Regarding DVC checkpoints, I think that there are 2 different issues.

First, DVCLive relies on DVC exposing an env var called DVC_CHECKPOINT:

I suspect that this env var is not being passed to the docker run so DVCLive is not finding it.

Second, after DVC checkpoints have been activated, DVCLive creates a signal file inside the .dvc folder, so you would also need to mount it in order to allow DVCLive trigger the DVC checkpoint:

Thank you! So I do the following:

  1. Pass DVC_CHECKPOINT set in the devcontainer as env variable to the container that does the training? docker run -e DVC_CHECKPOINT=$DVC_CHECKPOINT etc.

  2. Mount the .dvc folder. I’m not sure where to mount the .dvc folder though. docker run -v .dvc:???

EDIT: Sorry read over your first comment. The results/dvclive/scalars do contain rows for interval/step. However, I tried to change the step to be epoch (by_epoch=True) and that never worked, i.e., it ran bit it didn’t change the output to per epoch.

  1. Yes
  2. Ideally in the same working directory where the training script is launched

Do you mind opening an issue in GitHub - iterative/dvclive: 📈 Log and track ML metrics, parameters, models with Git and/or DVC ?

I’ll test a bit, and if it is still happening I will open an issue. No problem!

@daavoo

  1. I pass the DVC_CHECKPOINT using docker run -e DVC_CHECKPOINT=$DVC_CHECKPOINT, this works fine. Nothing changes.

Problem:

  1. I add the .dvc folder to the “workspace”. The container opens in a folder called /workspace and I added the .dvc folder like so: -v $LOCAL_WORKSPACE_FOLDER/.dvc:/workspace/.dvc. And the training hangs. Container is still running but no output is generated as it stops right before the training should start. From the log file (output of mmcv, mmdet)
INFO:mmdet:workflow: [('train', 1)], max: 2 epochs
loading annotations into memory...
Done (t=0.00s)
creating index...
index created!
loading annotations into memory...
Done (t=0.00s)
creating index...
index created!

The DvcliveLoggerHook is registered:

before_run:
(VERY_HIGH   ) StepLrUpdaterHook                  
(LOW         ) EvalHook                           
(VERY_LOW    ) DvcliveLoggerHook 

It is also registered in before_train_epoch, after_train_iter (which is actually weird maybe as I said it should be per epoch), after_train_epoch, before_val_epoch, after_val_epoch

Maybe relevant: DVC does recognize it is a checkpoint experiment, but it almost immediately says the: “Updating lock file, To track changes etc., Experiment results have been applied to your workspace”. Before training has finished (or even started). I would expect something like the output in Checkpoints | Data Version Control · DVC.
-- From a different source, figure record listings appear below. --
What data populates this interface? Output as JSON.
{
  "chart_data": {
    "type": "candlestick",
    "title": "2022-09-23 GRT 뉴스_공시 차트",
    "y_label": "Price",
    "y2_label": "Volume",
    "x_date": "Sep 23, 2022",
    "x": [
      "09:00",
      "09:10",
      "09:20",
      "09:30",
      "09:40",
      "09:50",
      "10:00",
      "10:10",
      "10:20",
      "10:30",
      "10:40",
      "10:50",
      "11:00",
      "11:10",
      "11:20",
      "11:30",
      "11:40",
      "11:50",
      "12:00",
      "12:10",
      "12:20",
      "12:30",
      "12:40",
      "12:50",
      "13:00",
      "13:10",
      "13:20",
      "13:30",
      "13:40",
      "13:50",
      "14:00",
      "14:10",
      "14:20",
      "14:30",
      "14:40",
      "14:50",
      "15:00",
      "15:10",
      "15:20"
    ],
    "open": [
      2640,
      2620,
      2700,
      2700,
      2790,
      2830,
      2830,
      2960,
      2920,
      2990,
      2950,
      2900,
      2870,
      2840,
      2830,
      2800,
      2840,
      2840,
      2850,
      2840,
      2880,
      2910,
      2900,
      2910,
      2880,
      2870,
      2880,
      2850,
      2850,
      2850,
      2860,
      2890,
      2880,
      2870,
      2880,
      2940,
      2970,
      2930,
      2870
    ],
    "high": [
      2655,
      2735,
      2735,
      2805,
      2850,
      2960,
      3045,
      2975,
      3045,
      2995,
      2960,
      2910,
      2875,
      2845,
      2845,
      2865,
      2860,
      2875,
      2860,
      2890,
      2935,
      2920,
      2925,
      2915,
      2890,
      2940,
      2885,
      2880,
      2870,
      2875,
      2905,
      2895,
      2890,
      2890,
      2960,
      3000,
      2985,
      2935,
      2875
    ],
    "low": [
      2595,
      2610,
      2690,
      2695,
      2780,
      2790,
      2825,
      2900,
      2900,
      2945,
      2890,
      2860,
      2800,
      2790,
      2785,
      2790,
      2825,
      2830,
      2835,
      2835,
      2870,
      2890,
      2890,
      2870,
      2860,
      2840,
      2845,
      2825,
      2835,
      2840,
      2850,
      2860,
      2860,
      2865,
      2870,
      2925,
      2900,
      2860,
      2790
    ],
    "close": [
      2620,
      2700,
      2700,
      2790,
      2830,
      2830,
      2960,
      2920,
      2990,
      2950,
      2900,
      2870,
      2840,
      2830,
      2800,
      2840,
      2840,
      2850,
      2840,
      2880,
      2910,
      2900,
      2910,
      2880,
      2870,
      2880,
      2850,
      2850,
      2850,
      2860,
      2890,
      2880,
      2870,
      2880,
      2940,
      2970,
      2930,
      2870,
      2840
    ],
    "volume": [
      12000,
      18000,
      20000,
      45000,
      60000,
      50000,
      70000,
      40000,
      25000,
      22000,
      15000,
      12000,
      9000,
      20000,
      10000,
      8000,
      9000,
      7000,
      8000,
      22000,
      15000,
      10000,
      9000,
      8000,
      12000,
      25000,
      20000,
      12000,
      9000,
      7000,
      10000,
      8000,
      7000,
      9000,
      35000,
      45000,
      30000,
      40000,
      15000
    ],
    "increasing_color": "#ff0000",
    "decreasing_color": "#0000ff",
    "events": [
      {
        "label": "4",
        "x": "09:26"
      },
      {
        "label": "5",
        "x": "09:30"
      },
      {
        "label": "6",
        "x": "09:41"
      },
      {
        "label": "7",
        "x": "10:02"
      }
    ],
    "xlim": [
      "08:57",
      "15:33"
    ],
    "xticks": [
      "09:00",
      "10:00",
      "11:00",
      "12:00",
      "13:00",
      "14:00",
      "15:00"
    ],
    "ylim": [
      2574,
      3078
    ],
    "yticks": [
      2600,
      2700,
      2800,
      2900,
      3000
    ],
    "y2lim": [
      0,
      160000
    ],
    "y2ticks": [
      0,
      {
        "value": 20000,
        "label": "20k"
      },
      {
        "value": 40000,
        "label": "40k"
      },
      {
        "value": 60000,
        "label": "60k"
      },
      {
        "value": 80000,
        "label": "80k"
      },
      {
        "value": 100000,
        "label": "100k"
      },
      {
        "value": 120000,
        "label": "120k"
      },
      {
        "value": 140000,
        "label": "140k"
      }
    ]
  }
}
Thanks for the help so far!

Hi @RiCk , thanks for the details. I will try to reproduce, debug and get back to you

I made some progress regarding this issue and will update the post here such that it might be helpful to somebody. Specifically this comment in my last post before this one:

Maybe relevant: …, but it almost immediately says the: “Updating lock file, To track changes etc., Experiment results have been applied to your workspace”. Before training has finished (or even started). …
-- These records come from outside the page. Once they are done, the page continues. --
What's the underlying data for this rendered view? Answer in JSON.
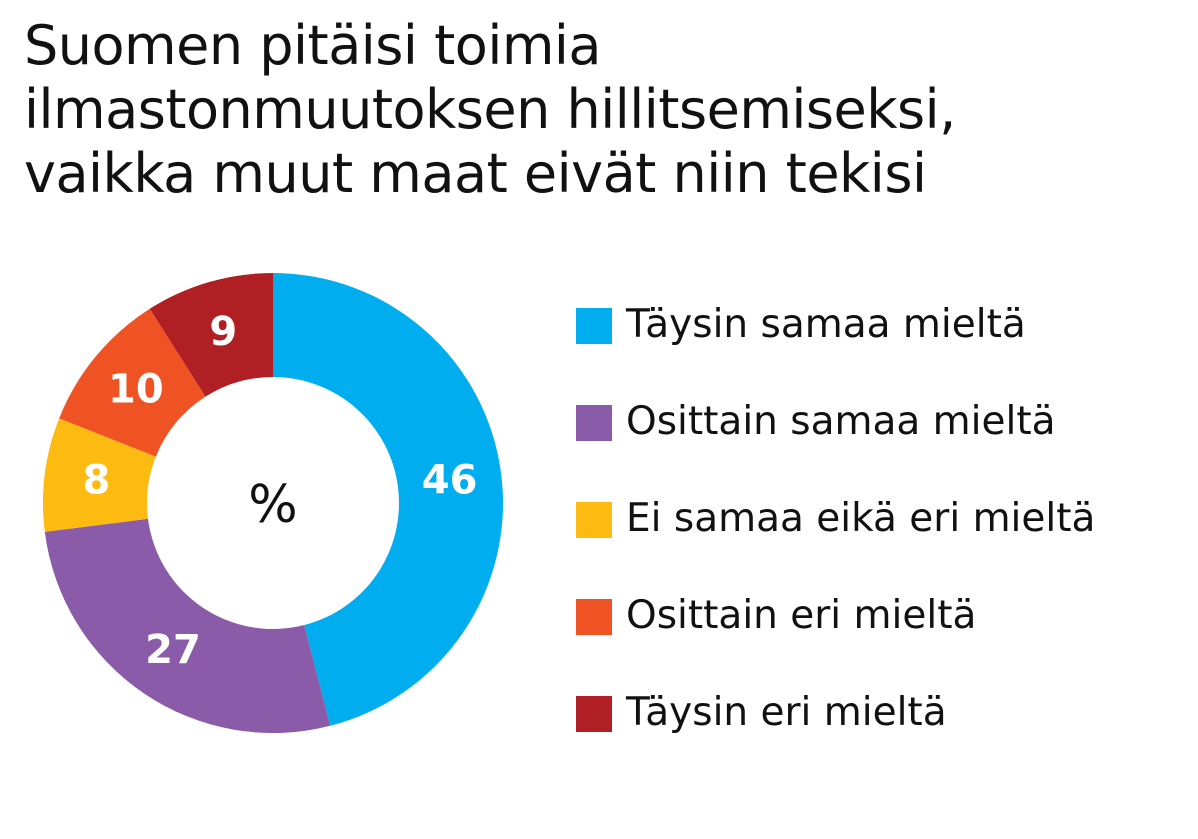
{
  "chart_data": {
    "type": "pie",
    "variant": "donut",
    "title_lines": [
      "Suomen pitäisi toimia",
      "ilmastonmuutoksen hillitsemiseksi,",
      "vaikka muut maat eivät niin tekisi"
    ],
    "center_label": "%",
    "categories": [
      "Täysin samaa mieltä",
      "Osittain samaa mieltä",
      "Ei samaa eikä eri mieltä",
      "Osittain eri mieltä",
      "Täysin eri mieltä"
    ],
    "values": [
      46,
      27,
      8,
      10,
      9
    ],
    "colors": [
      "#00AEEF",
      "#8A5BA8",
      "#FDBB11",
      "#F05323",
      "#B01F24"
    ],
    "start": "12 o'clock, clockwise",
    "legend_position": "right"
  }
}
/bin/bash train.sh finished immediately, signaling to DVC that the training was done. However, the training wasn’t done, it was running in some other container. The scripts finished immediately because it was implemented that way. I changed it now such that the training is actually finished when the script finishes and this fixed a lot of my problems :slight_smile:

I think I saw some features that might help with this in the future? Machine management/ Remote executors?
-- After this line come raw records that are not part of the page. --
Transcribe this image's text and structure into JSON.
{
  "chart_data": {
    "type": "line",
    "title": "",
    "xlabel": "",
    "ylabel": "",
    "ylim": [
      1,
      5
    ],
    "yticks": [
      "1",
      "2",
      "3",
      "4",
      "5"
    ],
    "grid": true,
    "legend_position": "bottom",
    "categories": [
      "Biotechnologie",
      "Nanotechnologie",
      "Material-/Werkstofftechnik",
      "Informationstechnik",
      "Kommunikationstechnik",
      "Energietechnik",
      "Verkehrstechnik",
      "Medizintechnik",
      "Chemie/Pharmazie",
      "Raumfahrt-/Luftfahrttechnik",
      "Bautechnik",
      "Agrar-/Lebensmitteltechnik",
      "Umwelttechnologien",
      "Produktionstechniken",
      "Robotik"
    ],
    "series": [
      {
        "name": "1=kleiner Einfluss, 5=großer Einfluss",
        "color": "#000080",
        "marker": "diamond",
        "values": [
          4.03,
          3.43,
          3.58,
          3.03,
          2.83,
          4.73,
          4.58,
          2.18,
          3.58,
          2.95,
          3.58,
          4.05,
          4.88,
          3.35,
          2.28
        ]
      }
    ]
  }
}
Hi @RiCk ! sorry for the late reply.

will update the post here such that it might be helpful to somebody

Don’t hesitate on sharing :rocket:

I changed it now such that the training is actually finished when the script finishes and this fixed a lot of my problems :slight_smile:

Glad to hear that.

I think I saw some features that might help with this in the future? Machine management/ Remote executors?

There was some initial development on DVC regarding this topic but it is paused for now. Don’t hesitate on opening an issue or discussion to share your use case / needs.